Herbert Hermele observed how serious this was because there were three fractures of the right tibia. The good news was that there was no need to amputate because I had the nervous innervation, but I lost a popliteal artery.  I was admitted, and at first there was only a small room. The nurse was a very competent young woman of Portuguese descent. She was able to move me as needed. I was moved when a better room became available.  It was very good when the night shift nurse came in because I was able to talk to her with some attachment.  The Vice President had me provided with good meals, as I was the director of blood bank and chemistry.  I also had visits by my supervisors and other staff.

It was not an easy time, but I was privileged because of my standing with the medical and laboratory staff.  I had a longer stay than usual because I had an infection with two gram negative resistant strains of bacteria –serratia marcesans and Enterobacter. I was put on a gram negative penicillin and the next morning I felt dizzy. When Dr. Pleban came to see me I told him that I was having a penicillin reaction because I was aware that my twin sister was allergic to penicillin. As a result, the prescription was changed and it was an improved situation.  I underwent 10 operative procedures in some weeks. Dr. Hermeles partner put an antibiotic plug into the wound and it healed.  It was only after the infection cleared that a superb reconstructive surgeon was called in and he made skin grafts to close the wound after he disconnected a tendon and pulled muscle over the wound.  I also had a call from IJ Good, University Professor of Statistics at Virginia Polytech, who had completed writing a program to analyze data that I had provided him 2 years earlier – of MB isoenzyme CK at 6 hours and 12 hours later for diagnosis of heart attack.  We published the work in the prestigious journal, Clinical Chemistry and the President of the College of American Pathologists took note of the paper. I was finally sent home, without needing excess stay to the hospital environment.  I had physical therapy at home, and my bed was made on the first floor.  When I returned to work my infection site oozed, so I went to the Chief of Infectious Disease.  He prescribed a new quinolone antibiotic that could be taken orally. The infection subsided and it has never returned.

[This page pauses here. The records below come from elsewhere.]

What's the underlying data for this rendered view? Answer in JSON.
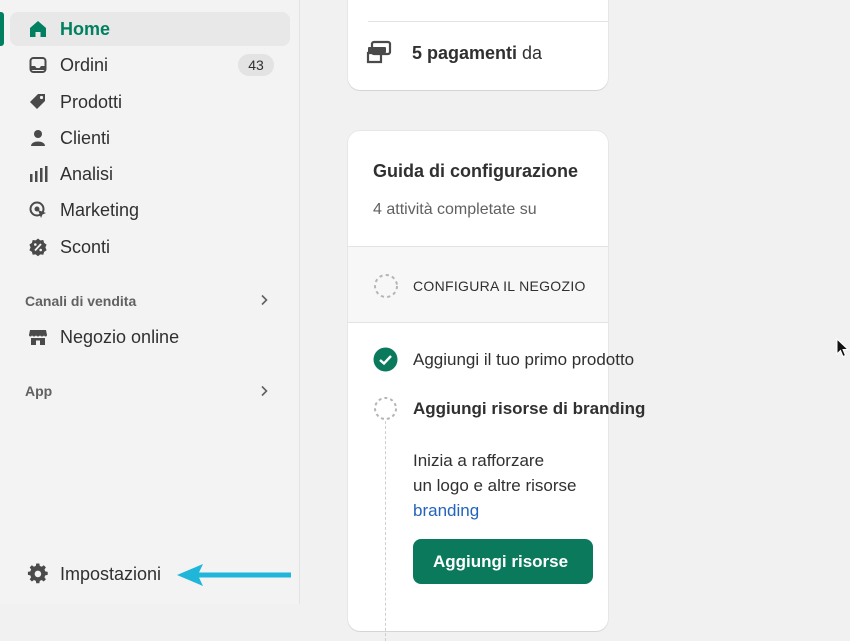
{
  "sidebar": {
    "items": [
      {
        "label": "Home",
        "icon": "home-icon",
        "active": true
      },
      {
        "label": "Ordini",
        "icon": "inbox-icon",
        "badge": "43"
      },
      {
        "label": "Prodotti",
        "icon": "tag-icon"
      },
      {
        "label": "Clienti",
        "icon": "person-icon"
      },
      {
        "label": "Analisi",
        "icon": "bar-chart-icon"
      },
      {
        "label": "Marketing",
        "icon": "target-icon"
      },
      {
        "label": "Sconti",
        "icon": "discount-icon"
      }
    ],
    "sales_channels_label": "Canali di vendita",
    "online_store_label": "Negozio online",
    "apps_label": "App",
    "settings_label": "Impostazioni"
  },
  "payments_card": {
    "bold": "5 pagamenti",
    "rest": "da"
  },
  "setup_guide": {
    "title": "Guida di configurazione",
    "subtitle": "4 attività completate su",
    "section_label": "CONFIGURA IL NEGOZIO",
    "step1": "Aggiungi il tuo primo prodotto",
    "step2": "Aggiungi risorse di branding",
    "desc_line1": "Inizia a rafforzare",
    "desc_line2": "un logo e altre risorse",
    "desc_link": "branding",
    "cta_label": "Aggiungi risorse"
  },
  "colors": {
    "accent": "#008060",
    "cta": "#0b7a5c",
    "link": "#2463bc",
    "annotation_arrow": "#1fb6da"
  }
}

My sister came from San Diego, California and she brought me a recording she made for imaging to heal.  It went on that I was climbing a step to the heavens and getting better and better.  She also emphases laughing.

I can only look back and recall how fortunate I was to have the attention and kindness at that time. It was in excess of what many patients experience.  I do recall that the Hungarian-Cuban music teacher my daughter had had thousands of musical pieces and thousands of stories so that she was one of the most entertaining patients ever admitted to Bridgeport Hospital.